Software programming is inherently deterministic; built on instructions that could be reviewed at a human scale. There’s trust in the system as the flow of code makes the behaviour predictable and traceable. Machine learning based solutions process large data sets through their algorithms and the complexity makes it hard to interpret how decisions came about. Neural networks and gradient boosting models for example are tweaked for predictive accuracy and it’s difficult to understand the weightings behind each feature within the model. In the hunt for accuracy and competitive advantage, developers of Black Box AI systems have neglected the fundamental need for trust to drive engagement.
Trust – the challenge for AI
Lack of transparency in the decision/prediction making process is problematic for many critical use-cases such as in healthcare and autonomous driving. The gains promised by AI services to enterprises can only be achieved if the stakeholders trust the reasoning and learning behind the service. Apple Card’s recent bad publicity around perceived gender bias is a good example. When a couple with shared finances separately apply for the new Apple Card, the husband receives an offer with 20 times the credit limit of his partner’s despite her credit score being higher when they pay to check. Here the customer service department have compounded the trust and understanding issues by deflecting complaints, blaming “the algorithm”.
The lack of trust in AI stems from three aspects; Bias, Opacity and Volatility. Understanding that these aspects come from us as designers and customers of AI services and not blaming the algorithm can go a long way to rebuilding trust. AI driven outcomes themselves aren’t creating controversial outcomes in isolation.
Just as we don’t blame children for bad behaviour without considering the influence of their parents and peers; uncomfortable AI output may be a reflection of the biases and inputs of it’s designers and datasets.

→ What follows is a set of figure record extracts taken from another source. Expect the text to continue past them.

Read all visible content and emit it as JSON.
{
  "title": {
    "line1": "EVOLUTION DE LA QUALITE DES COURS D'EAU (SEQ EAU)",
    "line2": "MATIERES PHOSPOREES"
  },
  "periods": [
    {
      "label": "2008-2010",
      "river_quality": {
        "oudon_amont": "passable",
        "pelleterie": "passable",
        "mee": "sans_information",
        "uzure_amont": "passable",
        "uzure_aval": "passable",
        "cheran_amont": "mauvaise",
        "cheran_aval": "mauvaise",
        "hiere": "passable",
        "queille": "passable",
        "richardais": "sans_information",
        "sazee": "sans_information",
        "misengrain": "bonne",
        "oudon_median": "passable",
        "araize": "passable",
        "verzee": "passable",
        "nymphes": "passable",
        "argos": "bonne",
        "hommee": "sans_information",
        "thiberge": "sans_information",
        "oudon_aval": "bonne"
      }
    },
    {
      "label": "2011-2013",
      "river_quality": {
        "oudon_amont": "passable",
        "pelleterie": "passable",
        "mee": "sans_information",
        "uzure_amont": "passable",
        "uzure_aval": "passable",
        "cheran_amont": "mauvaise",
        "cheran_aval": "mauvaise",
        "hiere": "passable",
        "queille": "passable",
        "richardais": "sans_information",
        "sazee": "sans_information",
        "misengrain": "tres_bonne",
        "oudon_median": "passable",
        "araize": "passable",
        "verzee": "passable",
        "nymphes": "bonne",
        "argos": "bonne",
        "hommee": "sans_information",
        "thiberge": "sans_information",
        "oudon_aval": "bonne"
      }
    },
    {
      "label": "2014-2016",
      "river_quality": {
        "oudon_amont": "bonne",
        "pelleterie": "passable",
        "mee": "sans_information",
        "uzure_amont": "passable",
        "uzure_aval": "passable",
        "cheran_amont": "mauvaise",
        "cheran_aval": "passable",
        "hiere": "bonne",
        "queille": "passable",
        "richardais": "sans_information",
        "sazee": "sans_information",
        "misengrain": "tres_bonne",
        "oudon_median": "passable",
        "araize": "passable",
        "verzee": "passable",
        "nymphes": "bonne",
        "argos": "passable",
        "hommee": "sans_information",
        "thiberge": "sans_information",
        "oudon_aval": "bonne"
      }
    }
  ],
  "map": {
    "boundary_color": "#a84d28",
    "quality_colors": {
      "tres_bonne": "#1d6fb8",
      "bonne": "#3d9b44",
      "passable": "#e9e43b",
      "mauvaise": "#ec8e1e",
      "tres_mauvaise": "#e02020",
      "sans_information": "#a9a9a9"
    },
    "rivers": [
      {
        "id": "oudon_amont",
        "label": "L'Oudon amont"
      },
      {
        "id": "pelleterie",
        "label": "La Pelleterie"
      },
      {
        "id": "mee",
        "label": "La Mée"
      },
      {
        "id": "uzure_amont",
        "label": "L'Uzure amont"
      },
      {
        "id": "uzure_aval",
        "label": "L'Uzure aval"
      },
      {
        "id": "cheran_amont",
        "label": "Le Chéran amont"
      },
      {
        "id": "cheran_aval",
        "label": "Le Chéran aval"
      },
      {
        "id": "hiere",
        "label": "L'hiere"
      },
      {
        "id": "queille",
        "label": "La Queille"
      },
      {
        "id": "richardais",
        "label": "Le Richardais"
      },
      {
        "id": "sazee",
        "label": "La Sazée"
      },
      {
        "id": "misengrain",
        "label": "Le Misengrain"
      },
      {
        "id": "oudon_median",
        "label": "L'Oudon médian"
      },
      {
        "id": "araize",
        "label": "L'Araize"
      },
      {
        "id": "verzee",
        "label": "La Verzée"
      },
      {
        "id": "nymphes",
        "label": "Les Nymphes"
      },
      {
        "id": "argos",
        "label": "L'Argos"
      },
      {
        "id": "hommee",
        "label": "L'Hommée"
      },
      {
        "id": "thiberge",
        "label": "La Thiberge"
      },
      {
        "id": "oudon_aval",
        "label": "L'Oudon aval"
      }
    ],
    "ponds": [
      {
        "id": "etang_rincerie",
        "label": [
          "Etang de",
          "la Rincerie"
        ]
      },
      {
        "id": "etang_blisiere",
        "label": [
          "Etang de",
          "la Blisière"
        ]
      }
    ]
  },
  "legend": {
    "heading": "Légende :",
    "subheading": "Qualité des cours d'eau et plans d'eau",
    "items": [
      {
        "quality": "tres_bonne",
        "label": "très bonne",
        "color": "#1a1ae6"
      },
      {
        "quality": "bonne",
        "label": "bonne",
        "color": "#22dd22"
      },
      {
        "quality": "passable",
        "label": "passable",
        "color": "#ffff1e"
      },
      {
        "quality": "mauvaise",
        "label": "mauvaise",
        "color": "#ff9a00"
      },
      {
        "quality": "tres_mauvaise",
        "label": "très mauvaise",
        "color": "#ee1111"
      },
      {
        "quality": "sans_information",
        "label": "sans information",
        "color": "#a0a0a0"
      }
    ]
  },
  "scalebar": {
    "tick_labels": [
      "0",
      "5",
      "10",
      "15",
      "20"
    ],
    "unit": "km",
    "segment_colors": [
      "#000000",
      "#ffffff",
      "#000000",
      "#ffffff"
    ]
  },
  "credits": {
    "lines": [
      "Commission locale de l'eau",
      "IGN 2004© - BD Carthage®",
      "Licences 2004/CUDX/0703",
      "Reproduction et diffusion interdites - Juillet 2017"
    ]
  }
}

Incomplete data sets, volatile data inputs and weighting in the collection process all contribute to bias. Users won’t trust a system perceived to be biased but might accept bias where the outcome is seen to be fair. We’re biased in some way everyday. Subconsciously, we’re using heuristics in decision making, going with our “Gut Feel” in making a decision with incomplete information. Heuristics are influenced by social circumstance, practice and cultural norms; all of which lead to inevitable bias. Similarly, machine learning algorithms look for pattern matching and trends in data that can lead to prejudice. We may not be able to completely remove bias but incorporating transparency would put context around the decisions presented.
Similar to the gender bias example above, the COMPAS case of racial bias towards the risks of criminals reoffending is a good case study. Here the model predicted African American recidivism being double that of Caucasian ethnicities, generating false positives. In the 2016 Supreme Court of Wisconsin review, Northpointe, the developers of the COMPAS program refused to reveal their proprietary algorithms but noted the program was designed as an assistive tool rather than a sentencing tool.
‘COMPAS Software Results’, Julia Angwin et al. (2016)
Human brains don’t work like neural networks, nor able to process the enormous datasets and algorithms. In order to trust a decision we need to understand correlation and the underlying mechanisms that justifies each decision. Current Black Box AI lacks the human judgement to assess the context in which the algorithm operates and the implications of decisions.
IBM Watson for Oncology failed to appeal to physicians not because of results but because IBM’s customers, the physicians, didn’t understand the decision process behind the predictions and without transparency in the model; couldn’t manage the risks of false negatives or positives.
Without an understanding of the underlying data set, the decision making processes nor the curation and feed of incoming data; the Black Box AI is prone to being brittle in efficacy. Artifacts introduced into the dataset can unwittingly degrade the accuracy without warning. Where regulation is critical such as healthcare, new data would compromise approved datasets even if it would improve efficiency.
The lack of Trust is core to the criticisms of Black Box AI. We don’t always understand human reasoning and the processes behind expert judgements and decisions but trust allows us to accept them. Trust can come in many ways and AI solutions need to build trust before they will be accepted and allowed to deliver their promised benefits.